For years, CCC was one of the most prominent white supremacist organizations in the U.S. Today, however, the group exists primarily online. CCC started in the 1950s in Mississippi as the Citizens' Councils of America (also known as White Citizens' Councils), which formed to fight against the integration of public schools following the Brown v. Board of Education ruling.
The group's influence dwindled as legal segregation was largely eliminated. In an effort to broaden its appeal, the group changed its name to Council of Conservative Citizens in 1985, according to Piggott. The messaging shifted, too. The group talked less about maintaining overt segregation and more about fighting interracial marriage and halting immigration.

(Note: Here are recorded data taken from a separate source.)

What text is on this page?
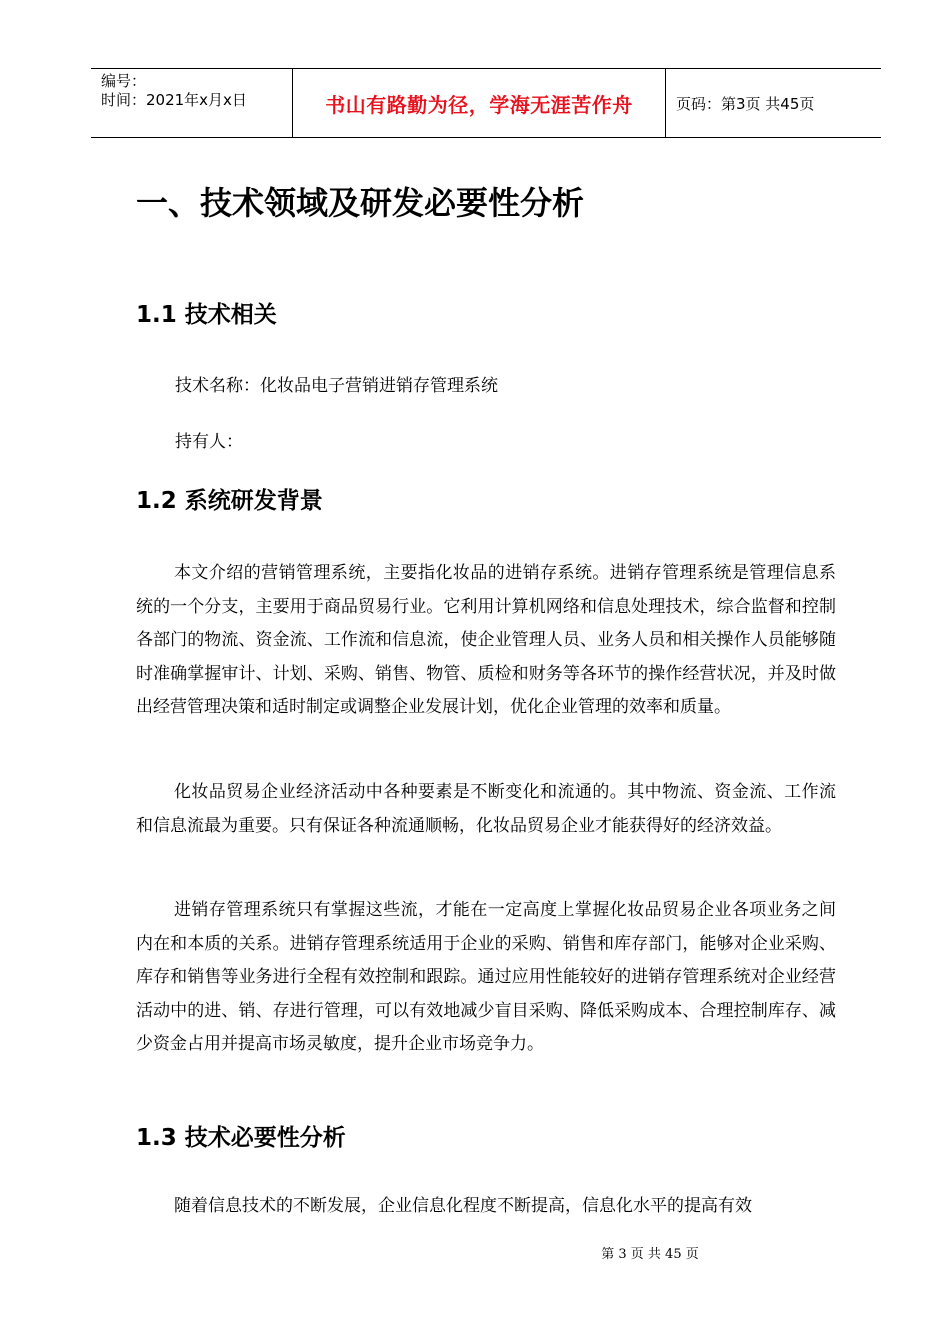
编号：
时间：2021年x月x日	书山有路勤为径，学海无涯苦作舟	页码：第3页 共45页
一、技术领域及研发必要性分析
1.1 技术相关

技术名称：化妆品电子营销进销存管理系统

持有人：

1.2 系统研发背景

本文介绍的营销管理系统，主要指化妆品的进销存系统。进销存管理系统是管理信息系统的一个分支，主要用于商品贸易行业。它利用计算机网络和信息处理技术，综合监督和控制各部门的物流、资金流、工作流和信息流，使企业管理人员、业务人员和相关操作人员能够随时准确掌握审计、计划、采购、销售、物管、质检和财务等各环节的操作经营状况，并及时做出经营管理决策和适时制定或调整企业发展计划，优化企业管理的效率和质量。

化妆品贸易企业经济活动中各种要素是不断变化和流通的。其中物流、资金流、工作流和信息流最为重要。只有保证各种流通顺畅，化妆品贸易企业才能获得好的经济效益。

进销存管理系统只有掌握这些流，才能在一定高度上掌握化妆品贸易企业各项业务之间内在和本质的关系。进销存管理系统适用于企业的采购、销售和库存部门，能够对企业采购、库存和销售等业务进行全程有效控制和跟踪。通过应用性能较好的进销存管理系统对企业经营活动中的进、销、存进行管理，可以有效地减少盲目采购、降低采购成本、合理控制库存、减少资金占用并提高市场灵敏度，提升企业市场竞争力。

1.3 技术必要性分析

随着信息技术的不断发展，企业信息化程度不断提高，信息化水平的提高有效

第 3 页 共 45 页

Throughout the 1990s, a number of prominent southern politicians addressed the group. Former Senate Majority Leader Trent Lott, former Arkansas governor and current Republican presidential candidate Mike Huckabee and U.S. Rep. Bob Barr all spoke at CCC annual conventions. In 2013, the SPLC reported that Roan Garcia Quintana, who was a CCC member, was on South Carolina Governor Nikki Haley's campaign steering committee. The governor later asked him to resign.
On Monday, the Guardian reported that CCC president Earl Holt III gave thousands of dollars to three current Republican presidential candidates. Senator Ted Cruz said that he would be returning the donations. Senator Rand Paul and former Senator Rick Santorum have not commented on the donations, according to the New York Times.

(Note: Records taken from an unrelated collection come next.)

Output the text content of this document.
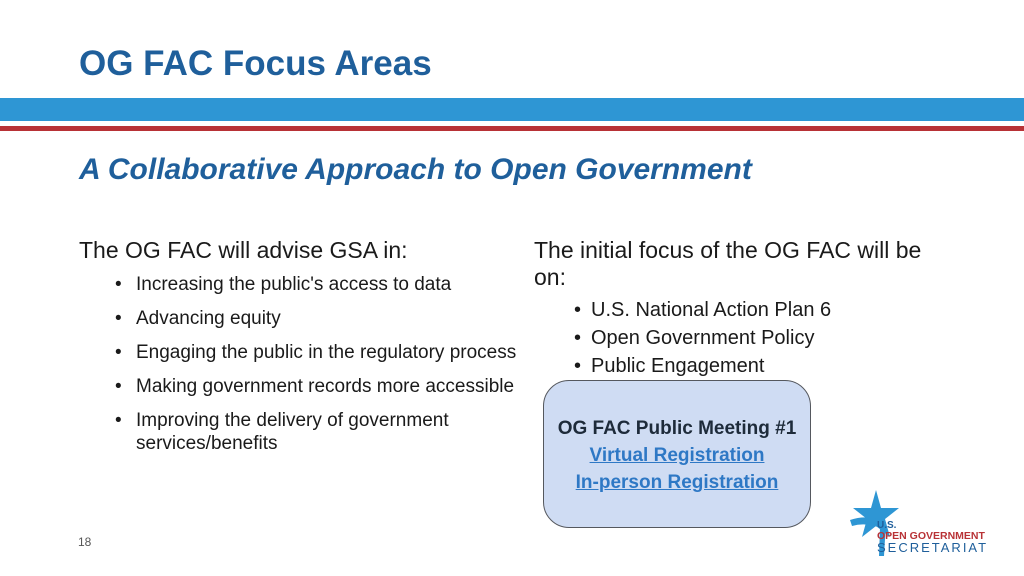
OG FAC Focus Areas
A Collaborative Approach to Open Government
The OG FAC will advise GSA in:
• Increasing the public's access to data
• Advancing equity
• Engaging the public in the regulatory process
• Making government records more accessible
• Improving the delivery of government services/benefits
The initial focus of the OG FAC will be on:
• U.S. National Action Plan 6
• Open Government Policy
• Public Engagement
OG FAC Public Meeting #1
Virtual Registration
In-person Registration
18
U.S.
OPEN GOVERNMENT
SECRETARIAT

Today, the CCC holds few events but appears to have a small but dedicated following online. While the SPLC estimates its members at less than 1,000, the CCC says it’s “in the thousands.”
“Every other group in the United States has organizations and publications,” says Jared Taylor, a CCC member and spokesman. “We believe whites also have that right. This is considered normal and encouraged with every group except whites.”
Taylor says that CCC members had never heard of Roof and that he never attended a meeting. The group has condemned the shooting, but they stand behind Roof's ideology.
“For a young man like Dylann Roof to be constantly reminded of the sins of his ancestors, that’s going to make people hopping mad," Taylor says. “Many people are angry about the genuine facts of interracial crime in the United States, but that anger should not by any means be channeled into violence."
The group is particularly focused on crime perpetrated by African-Americans against white people. A CCC blog post from January said there were 361 black-on-white murders in 2014.
But according to the most recent numbers by the FBI, a majority of homicides are committed by whites against whites. In 2013, the FBI found that of the 3,005 white individuals murdered that year, 2,509 of the offenders were white and 409 were black.
The deadly shooting comes at a time of upheaval for the CCC. Gordon Baum, the president who helped the organization transition from the White Citizens Councils in the 1980s while maintaining much of its membership, died in March. Earl Holt, a longtime member, took over in May. Kyle Rogers, the CCC's webmaster and one of its younger leaders, deleted his Twitter account after the attack. The SPLC says Rogers, who had 40,000 followers, was key to the group's online resurgence. But CCC may see a resurgence of interest after being named in Roof's manifesto.
"There certainly could be a boost in their membership," Piggott says. "Their name is getting out there more than it was. You'll have people defending them who will potentially want to help out and join."